The library was established by bequest of Luciano Benincasa in 1669, whose will states that his private collection is to be made accessible to public use. In 1749, Eleonora Vincenzi gave the library to the municipality of Ancona, and it was moved from the palace of the Benincasa family to the Palace of the Elders. After 1800, the provincial archive was established in Ancona. In 1861, because of French rule over the city, the religious orders were suppressed, and their book collections were transferred to the municipal library; as a result the library collections significantly increased. In 1883 the library was moved to Carlo Rinaldini High School–Gymnasium. In 1911 the historical archive was merged with that of the municipality, and in 1925 moved again to the former convent of San Francesco delle Scale. During World War II, the convent of San Francesco was destroyed as a result of British bombing (1943/1944), and the historical collections – with their nineteenth-century inventories – suffered serious damage.
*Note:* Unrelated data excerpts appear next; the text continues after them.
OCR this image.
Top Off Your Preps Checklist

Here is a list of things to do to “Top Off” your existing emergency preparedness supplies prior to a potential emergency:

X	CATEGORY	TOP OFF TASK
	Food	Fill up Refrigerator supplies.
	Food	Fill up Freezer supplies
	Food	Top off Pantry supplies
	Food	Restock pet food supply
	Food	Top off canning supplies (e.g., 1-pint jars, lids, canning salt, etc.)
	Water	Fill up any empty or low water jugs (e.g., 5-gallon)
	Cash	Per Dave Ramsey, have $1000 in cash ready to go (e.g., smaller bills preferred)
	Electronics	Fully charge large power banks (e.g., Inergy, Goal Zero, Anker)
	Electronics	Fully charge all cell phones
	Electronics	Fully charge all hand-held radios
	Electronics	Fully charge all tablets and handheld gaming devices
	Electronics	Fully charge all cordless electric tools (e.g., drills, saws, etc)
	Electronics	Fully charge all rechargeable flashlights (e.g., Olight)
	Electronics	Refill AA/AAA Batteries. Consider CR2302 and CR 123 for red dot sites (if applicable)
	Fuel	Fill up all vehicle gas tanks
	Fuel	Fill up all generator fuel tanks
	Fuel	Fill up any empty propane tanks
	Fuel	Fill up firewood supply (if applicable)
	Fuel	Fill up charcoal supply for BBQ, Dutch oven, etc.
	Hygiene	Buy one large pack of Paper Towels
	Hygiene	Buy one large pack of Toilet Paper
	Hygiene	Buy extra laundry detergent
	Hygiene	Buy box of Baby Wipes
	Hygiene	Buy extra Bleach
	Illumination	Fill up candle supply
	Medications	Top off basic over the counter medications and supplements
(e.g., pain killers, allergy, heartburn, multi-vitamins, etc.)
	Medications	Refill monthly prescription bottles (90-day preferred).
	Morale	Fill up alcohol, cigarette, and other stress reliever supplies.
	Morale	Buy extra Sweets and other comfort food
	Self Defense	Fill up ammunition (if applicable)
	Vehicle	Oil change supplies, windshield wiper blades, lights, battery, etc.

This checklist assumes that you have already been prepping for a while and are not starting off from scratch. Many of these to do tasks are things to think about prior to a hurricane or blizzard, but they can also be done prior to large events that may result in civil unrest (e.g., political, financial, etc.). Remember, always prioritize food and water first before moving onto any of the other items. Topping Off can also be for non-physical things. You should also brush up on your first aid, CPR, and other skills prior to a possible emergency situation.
After the war the city bought the Casa Mengoni-Ferretti, and in 1950 the library was reopened in the new premises. The historical archive, first merged in 1971, was moved from the State archives.

== Collection ==

In 2007 the library collection has approximately 145,000 prints. Among the older works are 343 manuscripts, 62 incunabula (from the 15th century) and 2600 printed books from the 16th century. The collection also includes a Fondo Musicale with 241 musical manuscripts of more than 50 composers (among them Luigi Boccherini, Arcangelo Corelli, Joseph Haydn). The majority of musical works date from the second half of the 18th century and include 62 manuscripts with compositions of Giuseppe Tartini, 16 manuscripts with compositions of Emanuele Nappi, plus 40 compositions dated to 1644.

The library holds also various audio books for the blind.